The interior retains two three-bay arcades with cylindrical columns and round arches. The northern arcade is slightly earlier, with square abaci and bases to the columns and a simple single chamfer to the arches. The arcade between the chancel and north chapel features double-chamfered arches and columns with circular abaci, moulded caps and bases. The rebuilt chancel arch consists of two orders with a two-centred arch and leaf-stopped hoodmould, rising from clustered shafts with moulded caps and bases. The medieval tower arch comprises three hollow-chamfered orders, with the inner springing from carved corbels in the form of green man masks. The chancel features a timber wagon roof with carved bosses. The nave roof has arch-braced trusses lacking tie beams, with scallop-edged plank windbraces to the double purlins.

Medieval sculpture is a notable feature of the church. Beyond the tower arch corbels, there are a further 23 pieces of figurative medieval sculpture within the building, reset as a corbel table above the nave arcade. Most appear to have been originally corbels, though some are voussoirs and one is a carved panel. Several are stylistically dated to the second half of the 12th century (including the panel and the first and last corbel heads), with some possibly dating to the 13th century.

The church contains four stained glass windows: the main east window serves as a First World War memorial; two windows on the south side of the chancel date to 1907 and depict The Charity of St Leonard and Christ the Comforter; and a window depicting Our Lady within a mandorla, reset in a timber screen infilling the tower arch, was brought from the Roman Catholic chapel of St Marys, Well Lane, Malton.
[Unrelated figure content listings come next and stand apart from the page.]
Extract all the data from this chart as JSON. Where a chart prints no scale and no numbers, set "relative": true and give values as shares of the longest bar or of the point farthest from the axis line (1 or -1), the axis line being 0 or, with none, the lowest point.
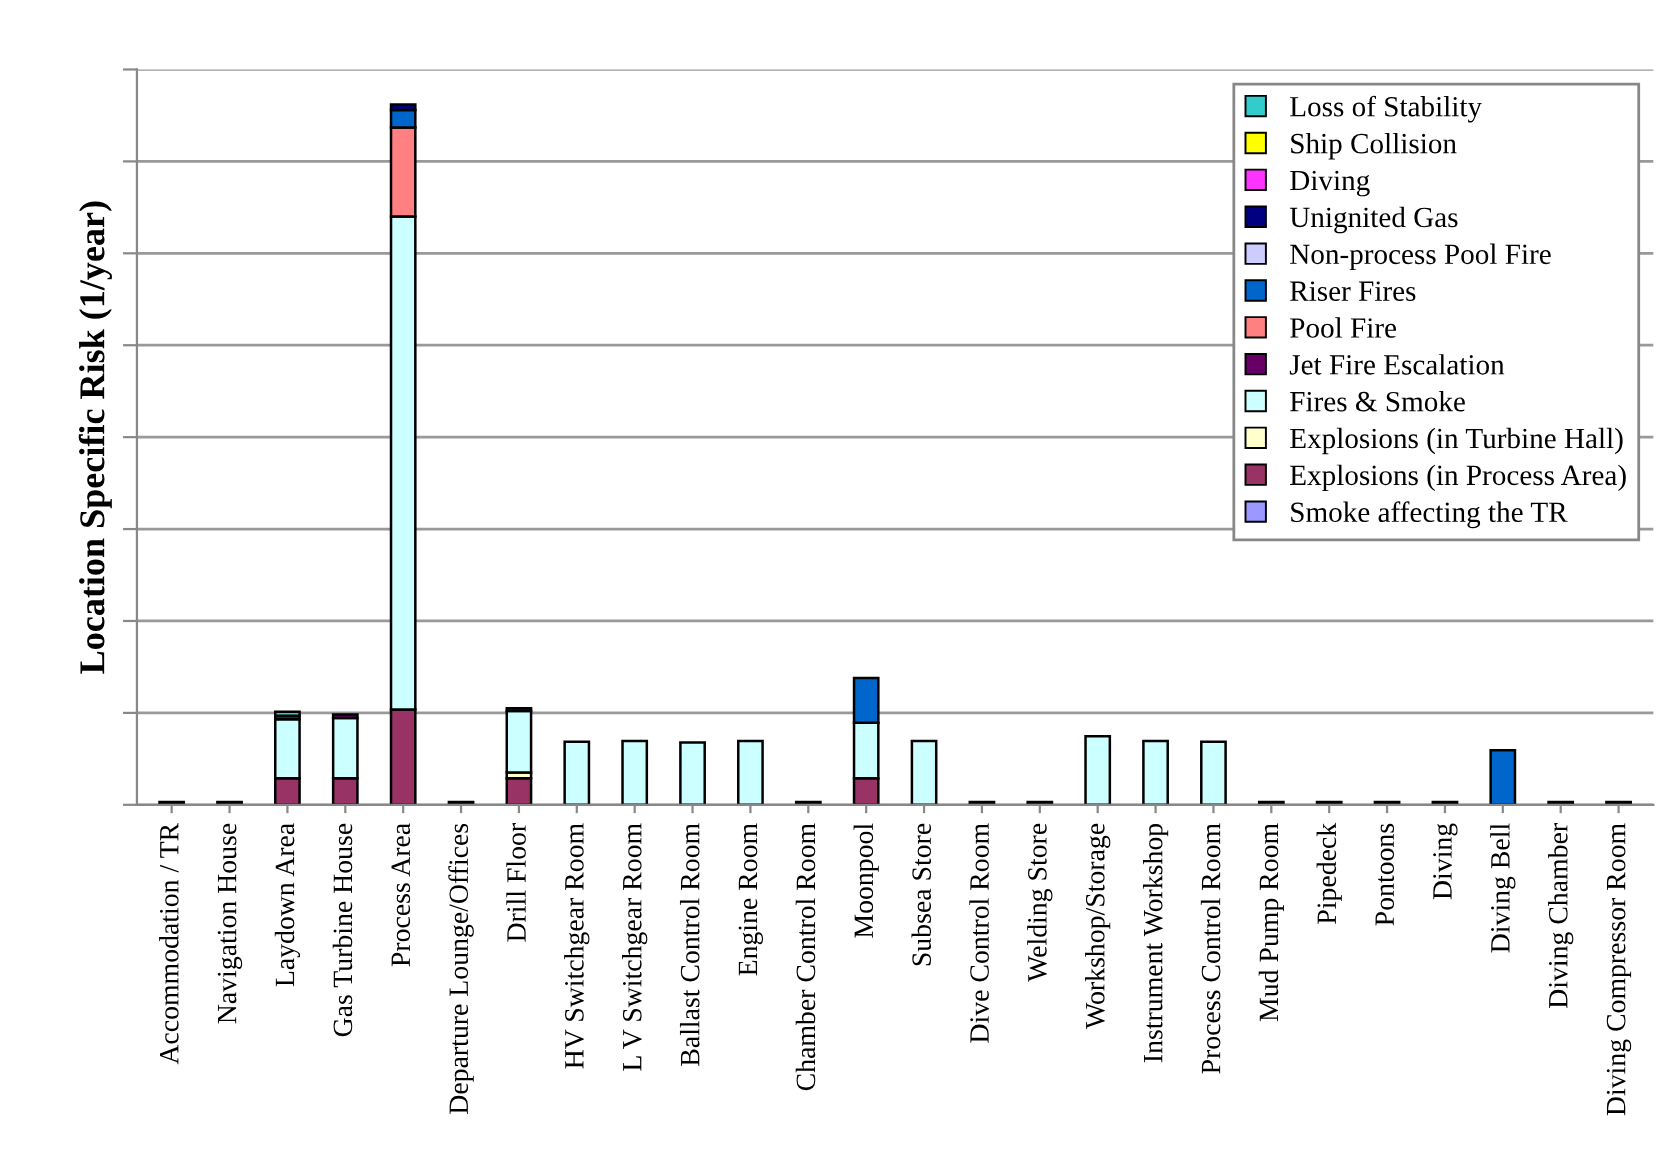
{
  "chart_data": {
    "type": "bar",
    "stacked": true,
    "relative": true,
    "ylabel": "Location Specific Risk (1/year)",
    "grid": "y",
    "legend": "top right",
    "categories": [
      "Accommodation / TR",
      "Navigation House",
      "Laydown Area",
      "Gas Turbine House",
      "Process Area",
      "Departure Lounge/Offices",
      "Drill Floor",
      "HV Switchgear Room",
      "L V Switchgear Room",
      "Ballast Control Room",
      "Engine Room",
      "Chamber Control Room",
      "Moonpool",
      "Subsea Store",
      "Dive Control Room",
      "Welding Store",
      "Workshop/Storage",
      "Instrument Workshop",
      "Process Control Room",
      "Mud Pump Room",
      "Pipedeck",
      "Pontoons",
      "Diving",
      "Diving Bell",
      "Diving Chamber",
      "Diving Compressor Room"
    ],
    "series": [
      {
        "name": "Smoke affecting the TR",
        "color": "#9999ff",
        "values": [
          null,
          null,
          null,
          null,
          null,
          null,
          null,
          null,
          null,
          null,
          null,
          null,
          null,
          null,
          null,
          null,
          null,
          null,
          null,
          null,
          null,
          null,
          null,
          null,
          null,
          null
        ]
      },
      {
        "name": "Explosions (in Process Area)",
        "color": "#993366",
        "values": [
          null,
          null,
          0.038,
          0.038,
          0.136,
          null,
          0.038,
          null,
          null,
          null,
          null,
          null,
          0.038,
          null,
          null,
          null,
          null,
          null,
          null,
          null,
          null,
          null,
          null,
          null,
          null,
          null
        ]
      },
      {
        "name": "Explosions (in Turbine Hall)",
        "color": "#ffffcc",
        "values": [
          null,
          null,
          null,
          null,
          null,
          null,
          0.008,
          null,
          null,
          null,
          null,
          null,
          null,
          null,
          null,
          null,
          null,
          null,
          null,
          null,
          null,
          null,
          null,
          null,
          null,
          null
        ]
      },
      {
        "name": "Fires & Smoke",
        "color": "#ccffff",
        "values": [
          null,
          null,
          0.084,
          0.086,
          0.704,
          null,
          0.088,
          0.09,
          0.091,
          0.089,
          0.091,
          null,
          0.079,
          0.091,
          null,
          null,
          0.098,
          0.091,
          0.09,
          null,
          null,
          null,
          null,
          null,
          null,
          null
        ]
      },
      {
        "name": "Jet Fire Escalation",
        "color": "#660066",
        "values": [
          0.004,
          0.004,
          0.005,
          0.005,
          null,
          0.004,
          0.004,
          null,
          null,
          null,
          null,
          0.004,
          null,
          null,
          0.004,
          0.004,
          null,
          null,
          null,
          0.004,
          0.004,
          0.004,
          0.004,
          null,
          0.004,
          0.004
        ]
      },
      {
        "name": "Pool Fire",
        "color": "#ff8080",
        "values": [
          null,
          null,
          null,
          null,
          0.127,
          null,
          null,
          null,
          null,
          null,
          null,
          null,
          null,
          null,
          null,
          null,
          null,
          null,
          null,
          null,
          null,
          null,
          null,
          null,
          null,
          null
        ]
      },
      {
        "name": "Riser Fires",
        "color": "#0066cc",
        "values": [
          null,
          null,
          null,
          null,
          0.025,
          null,
          null,
          null,
          null,
          null,
          null,
          null,
          0.064,
          null,
          null,
          null,
          null,
          null,
          null,
          null,
          null,
          null,
          null,
          0.078,
          null,
          null
        ]
      },
      {
        "name": "Non-process Pool Fire",
        "color": "#ccccff",
        "values": [
          null,
          null,
          null,
          null,
          null,
          null,
          null,
          null,
          null,
          null,
          null,
          null,
          null,
          null,
          null,
          null,
          null,
          null,
          null,
          null,
          null,
          null,
          null,
          null,
          null,
          null
        ]
      },
      {
        "name": "Unignited Gas",
        "color": "#000080",
        "values": [
          null,
          null,
          null,
          null,
          0.008,
          null,
          null,
          null,
          null,
          null,
          null,
          null,
          null,
          null,
          null,
          null,
          null,
          null,
          null,
          null,
          null,
          null,
          null,
          null,
          null,
          null
        ]
      },
      {
        "name": "Diving",
        "color": "#ff33ff",
        "values": [
          null,
          null,
          null,
          null,
          null,
          null,
          null,
          null,
          null,
          null,
          null,
          null,
          null,
          null,
          null,
          null,
          null,
          null,
          null,
          null,
          null,
          null,
          null,
          null,
          null,
          null
        ]
      },
      {
        "name": "Ship Collision",
        "color": "#ffff00",
        "values": [
          null,
          null,
          null,
          null,
          null,
          null,
          null,
          null,
          null,
          null,
          null,
          null,
          null,
          null,
          null,
          null,
          null,
          null,
          null,
          null,
          null,
          null,
          null,
          null,
          null,
          null
        ]
      },
      {
        "name": "Loss of Stability",
        "color": "#33cccc",
        "values": [
          null,
          null,
          0.006,
          null,
          null,
          null,
          null,
          null,
          null,
          null,
          null,
          null,
          null,
          null,
          null,
          null,
          null,
          null,
          null,
          null,
          null,
          null,
          null,
          null,
          null,
          null
        ]
      }
    ]
  }
}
At least 14 wall-mounted memorials are present within the church, mostly dating before the mid-19th century. The earliest is a timber hatchment bearing the Royal Coat of Arms of George I, dated 1716, probably commemorating the defeat of the First Jacobite Rebellion. The remainder are stone or marble, with the exception of an iron and bronze memorial featuring dolphins and Tuscan columns, dedicated to Arthur Gibson, a Malton brass and iron founder who died in 1837.

The church retains a plain tub font, probably dating from the 12th century, situated at the west end of the north aisle. A 15th-century piscina has been reset in the south wall of the chancel. The tower contains a peal of eight bells dated 1768, cast by Lester and Pack of London and rehung with new fittings in 1950.

The churchyard to the south of the church is enclosed by a wall standing 2 to 3 metres high, constructed from coursed squared stone, principally weathered Hildenley limestone with later repairs and alterations using smaller oolite blocks. This wall extends from the tower south-eastwards, stepping down the slope. The use of Hildenley limestone suggests the wall is likely pre-18th-century in date, possibly late medieval.